Nous avions supposé, en commençant cette réflexion qu'il était possible, à l'intersection de la pensée grecque et de la théologie de penser l'être tout simplement parce qu'il demeurait, naive ou savante, la question qui finissait un jour ou l'autre par tarauder la conscience de chacun.

De l'ordre constamment en train de se constituer et ne manquant jamais de se défaire au lien qui constitue à proprement parler l'être en tant que processus, nous avons sinon défini au moins esquissé ce rapport au monde qui constitue l'humanité de l'homme. Mais, même si nous avons repéré que ce lien engageait de haute volée autant la connaissance que l'autre et affirmé ainsi qu'aimer et transmettre au delà des réalités individuelles ou des contraintes sociales constituaient des actes métaphysiques en tant que tels, nous n'avons repéré mais pas vraiment défini encore ce qu'était ce lien.

Or, le lien dit d'abord la dépendance et que celle-ci soit volontaire ou non ne change rien à l'apparente contradiction qui demeure entre l'aspiration à la liberté et ce lien. Est-ce d'ailleurs tout à fait un hasard si, très vite - les règles de St Benoît en témoignent - le lien sera fait entre plénitude de la vie monacale et obéissance, mais aussi entre obéissance et humilité ? Comme si l'humanité de l'homme consistait à retourner (à) la terre dont il porte le nom ou que le comble de l'accomplissement de soi, la vertu suprême qui conditionnât toutes les autres consistât précisément dans le fait sinon de se nier en tout cas de se rapetasser à l'échelon ultime de l'être.

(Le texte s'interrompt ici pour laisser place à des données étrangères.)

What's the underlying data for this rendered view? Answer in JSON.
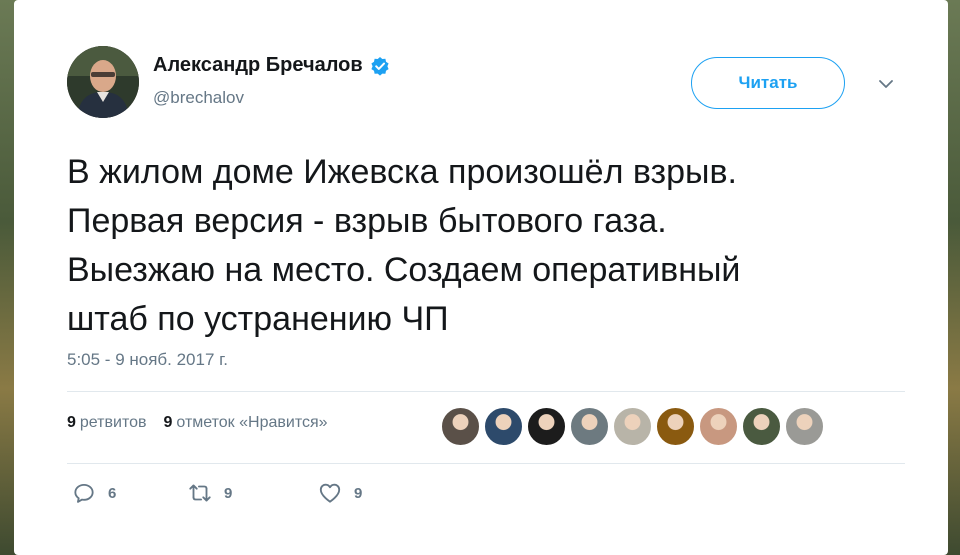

Curieuse disposition que celle qui se présente ainsi comme habileté du funambule ou paradoxes piégeux de l'illusionniste : il n'est pas un texte, que ce soit de philosophie politique - on songe ici évidemment à Rousseau mais aussi à Spinoza, mais encore à Leibniz ou même à Hobbes ou de théologie - St Thomas d'Aquin - qui n'utilise liberté pour obéissance ni ne mette en avant le péril qui menace tout un chacun à tout moment de l'hybris que constituerait le fait de se prendre pour la mesure de toute chose ! Mais l'illusionniste conscre son habileté à escamoter le truc, le subterfuge, que le public ne saurait voir et ce dernier s'amuse de ne pas déceler ce qu'il sait pourtant exister. Il sait qu'il ne sait pas. Il n'est pas dans l'illusion ; seulement dans l'ignorance.

Car c'est bien une idée semblable qui anime la pensée grecque et l'aire judéo-chrétienne : en dépit qu'il en ait, l'homme n'est que peu. Trop faible et à l'entendement tellement limité que les sceptiques en viendront à considérer que toute connaissance est impossible ; trop profondément ancré dans la nécessité - Ἀνάγκη - pour ne pas devoir s'y plier, s'y soumettre faute d'être écrasé ou sujets aux errances de l'hybris. Créature, à l'image de Dieu sans doute, recelant pour cette raison quelque chose de l'ultime ressac de la puissance créatrice, cependant totalement dépendant tant en son origine que dans sa perpétuation, de la volonté créatrice et donc appelé à s'y soumettre. A bien y regarder d'ailleurs, la faute originelle, indépendamment de son objet, réside bien dans la désobéissance au commandement donné.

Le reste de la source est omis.